C’est pour cette « troisième COP22 » que l’association Zero Zbel développe un programme d’actions visant à partager avec le plus grand nombre notre expertise environnementale :

– D’abord à travers la production d’un kit de sensibilisation au changement climatique, composé de 3 vidéos en darija.
– Puis à travers une série d’ateliers de renforcement de capacité de jeunes membres d’autres associations, pour qu’ils soient en mesure de sensibiliser autour d’eux.
– Enfin, en parallèle de la COP22, Zéro Zbel organise un festival de l’écologie à Marrakech, au cœur de la Médina : « Climate Open Zone » sera dédié à donner la parole aux jeunes, pour sensibiliser d’autres jeunes.

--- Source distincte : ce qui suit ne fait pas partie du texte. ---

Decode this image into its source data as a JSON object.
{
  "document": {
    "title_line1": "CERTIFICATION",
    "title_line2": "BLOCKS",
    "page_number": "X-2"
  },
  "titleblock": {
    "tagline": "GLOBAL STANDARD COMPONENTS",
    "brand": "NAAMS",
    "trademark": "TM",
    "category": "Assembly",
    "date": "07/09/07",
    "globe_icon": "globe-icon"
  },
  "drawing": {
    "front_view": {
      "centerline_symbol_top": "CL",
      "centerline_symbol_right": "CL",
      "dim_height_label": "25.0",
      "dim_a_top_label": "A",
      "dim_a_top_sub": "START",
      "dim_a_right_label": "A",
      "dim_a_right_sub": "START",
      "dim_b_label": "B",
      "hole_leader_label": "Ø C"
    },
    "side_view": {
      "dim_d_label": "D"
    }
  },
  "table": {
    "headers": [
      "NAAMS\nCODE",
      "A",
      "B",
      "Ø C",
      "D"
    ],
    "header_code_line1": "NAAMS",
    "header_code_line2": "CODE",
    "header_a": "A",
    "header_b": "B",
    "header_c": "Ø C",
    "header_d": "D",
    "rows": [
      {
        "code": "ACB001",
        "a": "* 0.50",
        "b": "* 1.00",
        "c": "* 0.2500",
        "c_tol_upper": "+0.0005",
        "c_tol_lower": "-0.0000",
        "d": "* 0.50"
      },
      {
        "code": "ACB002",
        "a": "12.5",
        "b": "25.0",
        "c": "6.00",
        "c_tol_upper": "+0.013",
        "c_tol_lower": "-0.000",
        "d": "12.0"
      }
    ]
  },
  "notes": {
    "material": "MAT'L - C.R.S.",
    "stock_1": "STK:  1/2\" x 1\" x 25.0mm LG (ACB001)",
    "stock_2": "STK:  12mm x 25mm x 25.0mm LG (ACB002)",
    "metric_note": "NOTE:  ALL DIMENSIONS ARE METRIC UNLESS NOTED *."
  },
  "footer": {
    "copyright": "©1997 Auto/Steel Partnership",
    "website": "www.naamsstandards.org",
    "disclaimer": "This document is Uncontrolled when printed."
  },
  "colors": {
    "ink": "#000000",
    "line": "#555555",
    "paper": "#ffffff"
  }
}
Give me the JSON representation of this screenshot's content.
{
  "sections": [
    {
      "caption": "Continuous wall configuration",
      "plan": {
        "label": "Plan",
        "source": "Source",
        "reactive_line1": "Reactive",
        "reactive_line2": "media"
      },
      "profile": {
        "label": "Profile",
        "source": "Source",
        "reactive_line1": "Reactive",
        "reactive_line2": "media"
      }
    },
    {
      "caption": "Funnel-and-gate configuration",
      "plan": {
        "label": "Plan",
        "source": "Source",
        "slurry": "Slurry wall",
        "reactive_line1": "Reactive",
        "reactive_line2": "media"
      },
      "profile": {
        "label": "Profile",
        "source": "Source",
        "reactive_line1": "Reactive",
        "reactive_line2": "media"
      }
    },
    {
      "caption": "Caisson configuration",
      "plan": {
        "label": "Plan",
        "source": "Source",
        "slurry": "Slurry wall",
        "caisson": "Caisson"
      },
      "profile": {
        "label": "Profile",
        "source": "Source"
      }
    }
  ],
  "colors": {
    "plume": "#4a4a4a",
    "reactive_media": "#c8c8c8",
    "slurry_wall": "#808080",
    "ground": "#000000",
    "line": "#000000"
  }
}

Toutes ces actions sont soutenues par nos partenaires : la Fondation Heinrich Böll, la Fondation Ajial pour les Droits de l’Homme et l’Ambassade des Etats-Unis.

MAMOUN GHALLAB(2)

Où en est d’après vous l’opinion publique marocaine en termes d’adhésion et de prise de conscience des enjeux du développement durable ? Quelles seraient vos recommandations pour accentuer ce phénomène ?

Il y a beaucoup à faire, mais je suis encore optimiste. Les Marocains ont l’avantage d’avoir encore dans notre mémoire collective certains gestes traditionnels qui sont cohérents avec les nouvelles exigences de protection de l’environnement. Il suffit de réveiller et revaloriser cette partie de notre culture et nous pourrons gagner plusieurs années dans le processus d’éducation environnementale.

Je pense aussi que les entreprises marocaines et les législateurs ont un fort rôle à jouer pour inciter à la mise à disposition des citoyens de produits plus respectueux de l’environnement. L’éducation est aussi un élément clé ! Vivement un vrai programme d’éducation citoyenne dans les écoles.